Hujan di luar masih turun, bahkan sangat lebat. Aldian semakin merapatkan selimut tebalnya agar tubuhnya tidak dingin. Sementara Haliza, dia merasa tubuhnya dingin meskipun sudah dibalut selimut. Rencana yang telah disusun tapi di kamar sebelah, berantakan sudah oleh sikap Aldian yang terlampau dingin.
"Kenapa kamu sangat dingin dan ketus, Mas? Padahal aku sudah sebulan ini ini berusaha untuk berubah dan mencintaimu. Aku sadar, aku memang salah.
"Jeleger."
Haliza tersentak dengan suara petir yang lagi-lagi sangat kuat dan mengejutkannya. Ia merasa takut, tapi untungnya ia kini sudah berada dalam satu kamar dengan Aldian.
"Ya Allah, kenapa hujan malam ini begitu lebat dan mencekam? Sikap Mas Aldian pun sama mencekam dan menakutkan."
Hujan di luar semakin lebat, bahkan kini disertai deru yang membuat merinding bulu roma. Haliza benar-benar tidak bisa memejamkan mata karena hujan. Berbeda dengan Aldian yang justru sudah terdengar tidur lelap. Suara deru nafasnya sampai terdengar.
Haliza menatap lekat tubuh Aldian dari atas sampai bawah. Dia ingat semua gerak-gerik dan tingkah kocak Aldian yang sering menggodanya. Haliza rindu semua sikap Aldian, termasuk ucapannya yang sering kali to the point atau langsung kepada intinya.
Haliza perlahan bergerak dan mendekati Aldian yang benar-benar sudah nyenyak. Ditatapnya wajah tampan lelaki itu lama, sungguh manis dan mempesona. Dulu, jangankan terpesona, dicium saja Haliza sering memalingkan wajah.
"Aku rindu semua tingkah kamu, Mas.

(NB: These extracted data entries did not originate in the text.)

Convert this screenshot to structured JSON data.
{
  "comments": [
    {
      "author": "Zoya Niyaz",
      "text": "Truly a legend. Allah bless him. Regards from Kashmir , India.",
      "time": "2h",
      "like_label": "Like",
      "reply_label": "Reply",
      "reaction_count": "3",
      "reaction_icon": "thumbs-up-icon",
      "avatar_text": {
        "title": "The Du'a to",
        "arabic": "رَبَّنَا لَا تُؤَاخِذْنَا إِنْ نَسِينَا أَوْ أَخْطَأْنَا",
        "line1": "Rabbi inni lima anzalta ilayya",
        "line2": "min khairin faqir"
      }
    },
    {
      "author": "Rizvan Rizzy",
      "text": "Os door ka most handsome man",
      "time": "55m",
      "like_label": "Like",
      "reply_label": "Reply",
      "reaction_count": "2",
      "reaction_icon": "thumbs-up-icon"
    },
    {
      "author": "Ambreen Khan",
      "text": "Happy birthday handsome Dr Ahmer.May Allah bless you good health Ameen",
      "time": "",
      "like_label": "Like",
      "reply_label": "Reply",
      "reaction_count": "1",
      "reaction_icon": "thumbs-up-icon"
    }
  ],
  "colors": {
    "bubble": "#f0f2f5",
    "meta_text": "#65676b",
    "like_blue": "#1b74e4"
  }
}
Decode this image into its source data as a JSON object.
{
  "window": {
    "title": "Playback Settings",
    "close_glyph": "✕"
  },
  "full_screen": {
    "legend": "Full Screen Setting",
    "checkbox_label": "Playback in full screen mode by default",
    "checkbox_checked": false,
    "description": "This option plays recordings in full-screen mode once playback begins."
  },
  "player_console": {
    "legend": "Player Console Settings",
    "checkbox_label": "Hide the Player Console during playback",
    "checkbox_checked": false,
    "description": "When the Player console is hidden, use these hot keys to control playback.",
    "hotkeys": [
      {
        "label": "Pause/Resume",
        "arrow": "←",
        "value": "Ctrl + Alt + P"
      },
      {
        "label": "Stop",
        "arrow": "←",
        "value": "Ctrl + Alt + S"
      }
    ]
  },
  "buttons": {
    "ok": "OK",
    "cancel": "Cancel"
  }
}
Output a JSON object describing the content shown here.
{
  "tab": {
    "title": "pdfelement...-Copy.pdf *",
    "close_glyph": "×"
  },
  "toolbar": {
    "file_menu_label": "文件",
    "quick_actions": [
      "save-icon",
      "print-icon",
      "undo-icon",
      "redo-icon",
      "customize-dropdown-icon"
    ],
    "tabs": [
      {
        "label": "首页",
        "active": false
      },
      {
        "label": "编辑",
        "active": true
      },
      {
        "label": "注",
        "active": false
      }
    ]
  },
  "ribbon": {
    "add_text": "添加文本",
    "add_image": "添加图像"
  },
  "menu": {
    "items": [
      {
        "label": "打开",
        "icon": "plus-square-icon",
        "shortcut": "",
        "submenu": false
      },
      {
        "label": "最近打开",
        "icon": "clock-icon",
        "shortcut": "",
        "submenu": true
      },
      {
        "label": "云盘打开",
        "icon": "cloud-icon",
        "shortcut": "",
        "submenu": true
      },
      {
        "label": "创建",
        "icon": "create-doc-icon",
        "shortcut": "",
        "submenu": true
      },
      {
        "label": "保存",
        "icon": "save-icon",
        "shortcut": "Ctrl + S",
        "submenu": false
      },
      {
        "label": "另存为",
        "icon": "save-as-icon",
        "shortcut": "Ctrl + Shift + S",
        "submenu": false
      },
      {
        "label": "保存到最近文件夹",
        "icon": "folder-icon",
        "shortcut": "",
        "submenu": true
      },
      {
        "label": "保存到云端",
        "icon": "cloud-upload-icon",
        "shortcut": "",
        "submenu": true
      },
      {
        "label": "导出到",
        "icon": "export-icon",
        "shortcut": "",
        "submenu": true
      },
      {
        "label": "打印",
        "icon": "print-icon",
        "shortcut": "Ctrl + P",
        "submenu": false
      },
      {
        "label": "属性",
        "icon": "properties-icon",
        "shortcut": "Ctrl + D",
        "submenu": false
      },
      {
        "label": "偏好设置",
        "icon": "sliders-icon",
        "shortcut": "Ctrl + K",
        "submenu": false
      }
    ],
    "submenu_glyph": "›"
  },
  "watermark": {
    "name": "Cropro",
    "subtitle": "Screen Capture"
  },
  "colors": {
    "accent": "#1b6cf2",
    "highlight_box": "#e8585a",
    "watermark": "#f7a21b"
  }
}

Tidakkah kamu merindukan aku setelah sebulan lamanya kamu tidak sekamar denganku?" batin Haliza menjerit pilu, perlahan air mata itu menetes menuruni pipinya.
Sebuah kecupan, telah Haliza daratkan di bibir Aldian dengan singkat. Setelah ia tidak bisa lagi menahan rasa rindu terhadap Aldian.
Aldian tersenyum dalam diam, dia merasa puas merasakan Haliza menyesal dan sedih. "Bagus. Begitu dong. Coba dari dulu kamu kaya gitu, mungkin hubungan rumah tangga kita akan selalu harmonis." Aldian berbicara di dalam hati, merasa puas dengan rasa penyesalan yang diperlihatkan Haliza.